IPP MHPCC Production Cluster Status

(Up to IPP for PS1)

Log of Work Done on Production Nodes

List of Spares for Production Nodes

ippc30.1 and ipp0xx.0 filesystem exported to jaws j00xbxx servers Mar. (10th), 2014 4pm

  • /export/ippc31.1 and /export/ipp0xx.0 filesystems exported to jaws cluster - per eugene/bills

stare0x.0 filesystem exported to entire IPP cluster Feb. (28th), 2014 4pm

  • /export/stare0x.0 filesystem exported to IPP cluster - per heather

Precautionary Shutdown of IPP Servers at MHPCC due to Tropical Storm Flossie July 29-30, 2013

  • Majority of servers powered up with no issues except for the following:
    ippc02 - need to check why alarm is on (chassis fan?)
    ippc53 - failed bootdisk in slot0 prevented system from detecting grub on mirror disk.
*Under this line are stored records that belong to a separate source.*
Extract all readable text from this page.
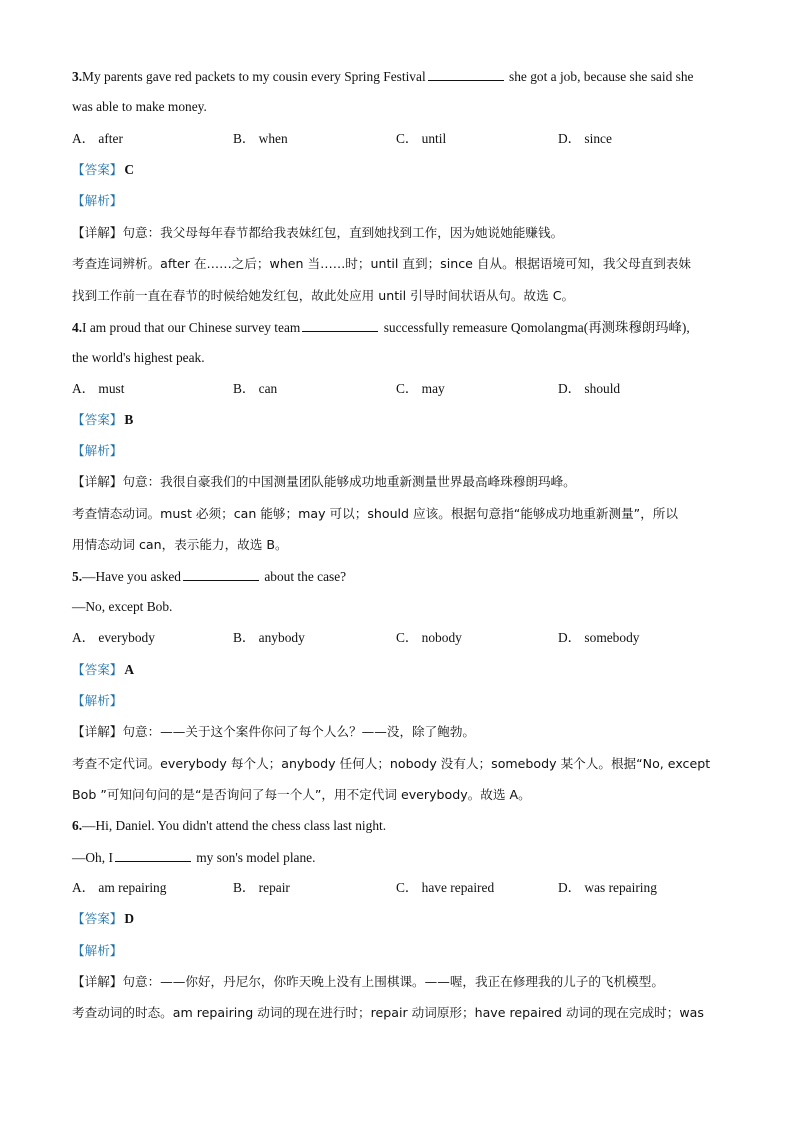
3.My parents gave red packets to my cousin every Spring Festival	she got a job, because she said she
was able to make money.
A． after	B． when	C． until	D． since
【答案】 C
【解析】
【详解】句意：我父母每年春节都给我表妹红包，直到她找到工作，因为她说她能赚钱。
考查连词辨析。after 在……之后；when 当……时；until 直到；since 自从。根据语境可知，我父母直到表妹
找到工作前一直在春节的时候给她发红包，故此处应用 until 引导时间状语从句。故选 C。
4.I am proud that our Chinese survey team	successfully remeasure Qomolangma(再测珠穆朗玛峰),
the world's highest peak.
A． must	B． can	C． may	D． should
【答案】 B
【解析】
【详解】句意：我很自豪我们的中国测量团队能够成功地重新测量世界最高峰珠穆朗玛峰。
考查情态动词。must 必须；can 能够；may 可以；should 应该。根据句意指“能够成功地重新测量”，所以
用情态动词 can，表示能力，故选 B。
5.—Have you asked	about the case?
—No, except Bob.
A． everybody	B． anybody	C． nobody	D． somebody
【答案】 A
【解析】
【详解】句意：——关于这个案件你问了每个人么？——没，除了鲍勃。
考查不定代词。everybody 每个人；anybody 任何人；nobody 没有人；somebody 某个人。根据“No, except
Bob ”可知问句问的是“是否询问了每一个人”，用不定代词 everybody。故选 A。
6.—Hi, Daniel. You didn't attend the chess class last night.
—Oh, I	my son's model plane.
A． am repairing	B． repair	C． have repaired	D． was repairing
【答案】 D
【解析】
【详解】句意：——你好，丹尼尔，你昨天晚上没有上围棋课。——喔，我正在修理我的儿子的飞机模型。
考查动词的时态。am repairing 动词的现在进行时；repair 动词原形；have repaired 动词的现在完成时；was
Eddie replaced w/ new disk. software raid is rebuilding.
    ipp046 - required onsite intervention to get system powered up.
    ipp060 - required reboot to detect all 48GB of memory
    ippdb04 - Haydn booted up system at ATRC.
    

Network Outage due to MRTC-A Building Power Outage Scheduled for August (26th) 12pm - 1pm HST

  • MRTC-A will be installing electrical meters.
  • UH ITS Routers located in MRTC-A will be down, this is the only route out to the internet for PS1 IPP & PSPS, network will be unavailable during the scheduled power outage.
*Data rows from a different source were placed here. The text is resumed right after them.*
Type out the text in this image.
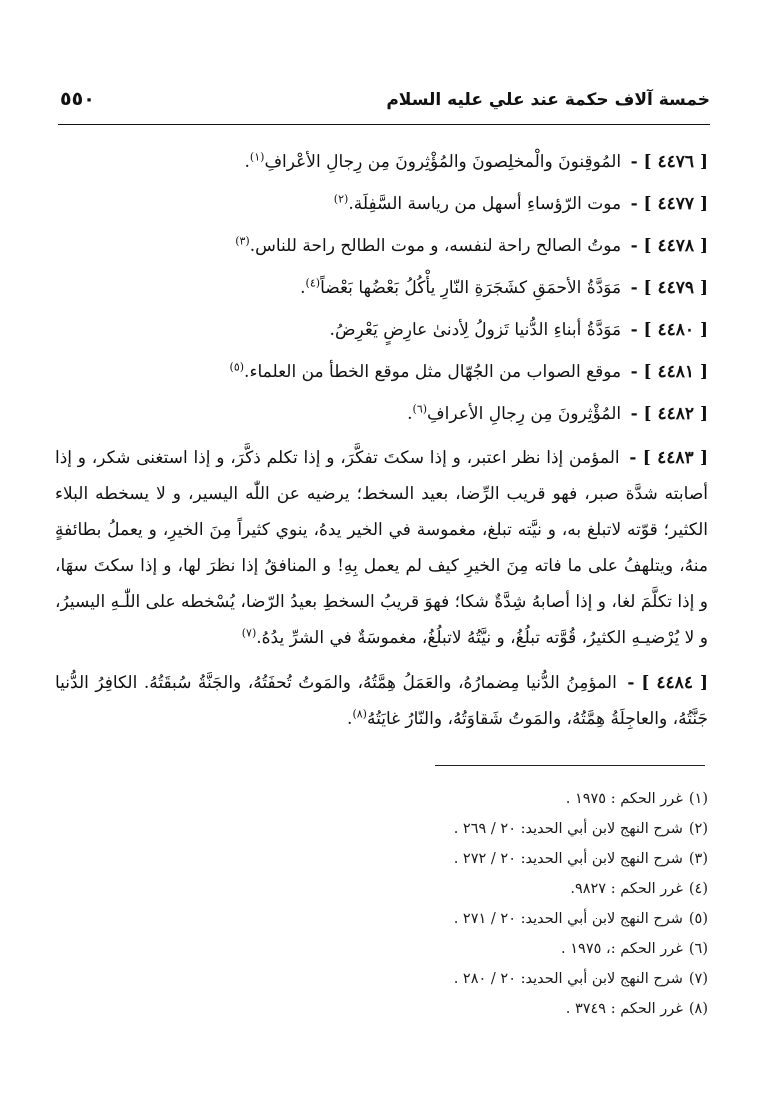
خمسة آلاف حكمة عند علي عليه السلام
٥٥٠

[ ٤٤٧٦ ] - المُوقِنونَ والْمخلِصونَ والمُؤْثِرونَ مِن رِجالِ الأعْرافِ$^{(١)}$.

[ ٤٤٧٧ ] - موت الرّؤساءِ أسهل من رياسة السَّفِلَة.$^{(٢)}$

[ ٤٤٧٨ ] - موتُ الصالح راحة لنفسه، و موت الطالح راحة للناس.$^{(٣)}$

[ ٤٤٧٩ ] - مَوَدَّةُ الأحمَقِ كشَجَرَةِ النّارِ يأْكُلُ بَعْضُها بَعْضاً$^{(٤)}$.

[ ٤٤٨٠ ] - مَوَدَّةُ أبناءِ الدُّنيا تَزولُ لِأدنىٰ عارِضٍ يَعْرِضُ.

[ ٤٤٨١ ] - موقع الصواب من الجُهّال مثل موقع الخطأ من العلماء.$^{(٥)}$

[ ٤٤٨٢ ] - المُؤْثِرونَ مِن رِجالِ الأعرافِ$^{(٦)}$.

[ ٤٤٨٣ ] - المؤمن إذا نظر اعتبر، و إذا سكتَ تفكَّرَ، و إذا تكلم ذكَّرَ، و إذا استغنى شكر، و إذا أصابته شدَّة صبر، فهو قريب الرِّضا، بعيد السخط؛ يرضيه عن اللّٰه اليسير، و لا يسخطه البلاء الكثير؛ قوّته لاتبلغ به، و نيَّته تبلغ، مغموسة في الخير يدهُ، ينوي كثيراً مِنَ الخيرِ، و يعملُ بطائفةٍ منهُ، ويتلهفُ على ما فاته مِنَ الخيرِ كيف لم يعمل بِهِ! و المنافقُ إذا نظرَ لها، و إذا سكتَ سهَا، و إذا تكلَّمَ لغا، و إذا أصابهُ شِدَّةٌ شكا؛ فهوَ قريبُ السخطِ بعيدُ الرّضا، يُسْخطه على اللّٰـهِ اليسيرُ، و لا يُرْضيـهِ الكثيرُ، قُوَّته تبلُغُ، و نيَّتُهُ لاتبلُغُ، مغموسَةٌ في الشرِّ يدُهُ.$^{(٧)}$

[ ٤٤٨٤ ] - المؤمِنُ الدُّنيا مِضمارُهُ، والعَمَلُ هِمَّتُهُ، والمَوتُ تُحفَتُهُ، والجَنَّةُ سُبقَتُهُ. الكافِرُ الدُّنيا جَنَّتُهُ، والعاجِلَةُ هِمَّتُهُ، والمَوتُ شَقاوَتُهُ، والنّارُ غايَتُهُ$^{(٨)}$.

(١)غرر الحكم : ١٩٧٥ .
(٢)شرح النهج لابن أبي الحديد: ٢٠ / ٢٦٩ .
(٣)شرح النهج لابن أبي الحديد: ٢٠ / ٢٧٢ .
(٤)غرر الحكم : ٩٨٢٧.
(٥)شرح النهج لابن أبي الحديد: ٢٠ / ٢٧١ .
(٦)غرر الحكم :، ١٩٧٥ .
(٧)شرح النهج لابن أبي الحديد: ٢٠ / ٢٨٠ .
(٨)غرر الحكم : ٣٧٤٩ .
Status as of 2011-01-20 ipp005,006,007,008,009,0012,0014,0016,0025 all need either USB or new cd/dvd drives with compatible cables to house the boot disk.
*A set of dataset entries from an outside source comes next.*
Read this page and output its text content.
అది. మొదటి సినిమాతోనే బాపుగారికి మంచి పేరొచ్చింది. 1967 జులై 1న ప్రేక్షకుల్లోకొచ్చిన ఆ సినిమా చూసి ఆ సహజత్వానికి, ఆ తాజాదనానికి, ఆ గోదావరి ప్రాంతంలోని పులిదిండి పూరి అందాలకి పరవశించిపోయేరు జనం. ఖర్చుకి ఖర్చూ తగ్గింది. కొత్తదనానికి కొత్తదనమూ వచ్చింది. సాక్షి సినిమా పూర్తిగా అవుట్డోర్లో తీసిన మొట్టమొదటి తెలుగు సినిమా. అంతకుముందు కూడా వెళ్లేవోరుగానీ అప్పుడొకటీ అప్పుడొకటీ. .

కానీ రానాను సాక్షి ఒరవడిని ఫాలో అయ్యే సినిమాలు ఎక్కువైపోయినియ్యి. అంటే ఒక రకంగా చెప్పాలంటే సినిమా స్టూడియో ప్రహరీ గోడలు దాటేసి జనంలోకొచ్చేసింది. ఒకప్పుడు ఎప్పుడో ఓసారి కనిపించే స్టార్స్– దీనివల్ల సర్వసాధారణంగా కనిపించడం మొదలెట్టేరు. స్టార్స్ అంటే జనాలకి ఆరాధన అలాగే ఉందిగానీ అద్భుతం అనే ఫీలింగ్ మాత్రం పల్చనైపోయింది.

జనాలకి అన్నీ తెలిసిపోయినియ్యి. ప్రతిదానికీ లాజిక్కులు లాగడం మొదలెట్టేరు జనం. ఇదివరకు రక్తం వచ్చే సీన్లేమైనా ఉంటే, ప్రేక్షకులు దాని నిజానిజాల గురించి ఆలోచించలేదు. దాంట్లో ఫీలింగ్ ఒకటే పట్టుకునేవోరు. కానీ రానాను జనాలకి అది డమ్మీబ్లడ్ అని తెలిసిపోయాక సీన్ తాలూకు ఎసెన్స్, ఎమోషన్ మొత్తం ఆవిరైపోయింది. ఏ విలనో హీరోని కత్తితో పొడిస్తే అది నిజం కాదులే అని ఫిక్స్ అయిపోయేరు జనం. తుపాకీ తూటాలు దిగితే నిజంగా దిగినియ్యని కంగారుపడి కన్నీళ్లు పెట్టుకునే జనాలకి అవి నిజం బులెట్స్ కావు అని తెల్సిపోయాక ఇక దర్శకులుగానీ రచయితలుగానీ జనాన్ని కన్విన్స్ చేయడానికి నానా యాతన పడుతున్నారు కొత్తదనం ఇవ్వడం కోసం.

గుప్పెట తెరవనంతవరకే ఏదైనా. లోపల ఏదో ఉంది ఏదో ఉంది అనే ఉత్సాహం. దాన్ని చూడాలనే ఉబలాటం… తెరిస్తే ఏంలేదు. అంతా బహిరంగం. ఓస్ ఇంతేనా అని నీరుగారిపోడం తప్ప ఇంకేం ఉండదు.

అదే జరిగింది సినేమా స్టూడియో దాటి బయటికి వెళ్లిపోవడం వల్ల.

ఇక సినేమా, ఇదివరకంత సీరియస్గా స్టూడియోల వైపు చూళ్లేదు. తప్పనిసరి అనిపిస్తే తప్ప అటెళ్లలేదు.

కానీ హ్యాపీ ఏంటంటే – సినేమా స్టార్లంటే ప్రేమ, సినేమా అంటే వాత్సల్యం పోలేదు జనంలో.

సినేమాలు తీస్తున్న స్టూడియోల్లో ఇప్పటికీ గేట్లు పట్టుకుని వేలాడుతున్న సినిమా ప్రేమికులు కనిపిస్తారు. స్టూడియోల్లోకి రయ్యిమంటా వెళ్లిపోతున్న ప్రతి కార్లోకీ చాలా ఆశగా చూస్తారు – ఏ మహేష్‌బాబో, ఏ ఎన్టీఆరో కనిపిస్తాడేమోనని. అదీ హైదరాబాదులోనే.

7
Wave1 Refurb Stage3 (Motherboard upgrades on ipp005,006,007 and 025.)

*ipp005 resulted in 2 degraded drives - rebuilding. *ipp006 CPU1 Memory slot closest to CPU not working. memory moved to black slot - all 24 GB working *ipp0025 CPU0 Memory slot furthest from CPU not working. memory moved to black slot - all 24 GB working

=== Wave1 Refurb Stage2 (Disk upgrades on ipp008,016, and 021, and motherboard upgrades on ipp008 and ipp016.) ===

  • no problems

Wave1 Refurb Stage1 (Disk and Motherboard upgrades IPP009,012,014)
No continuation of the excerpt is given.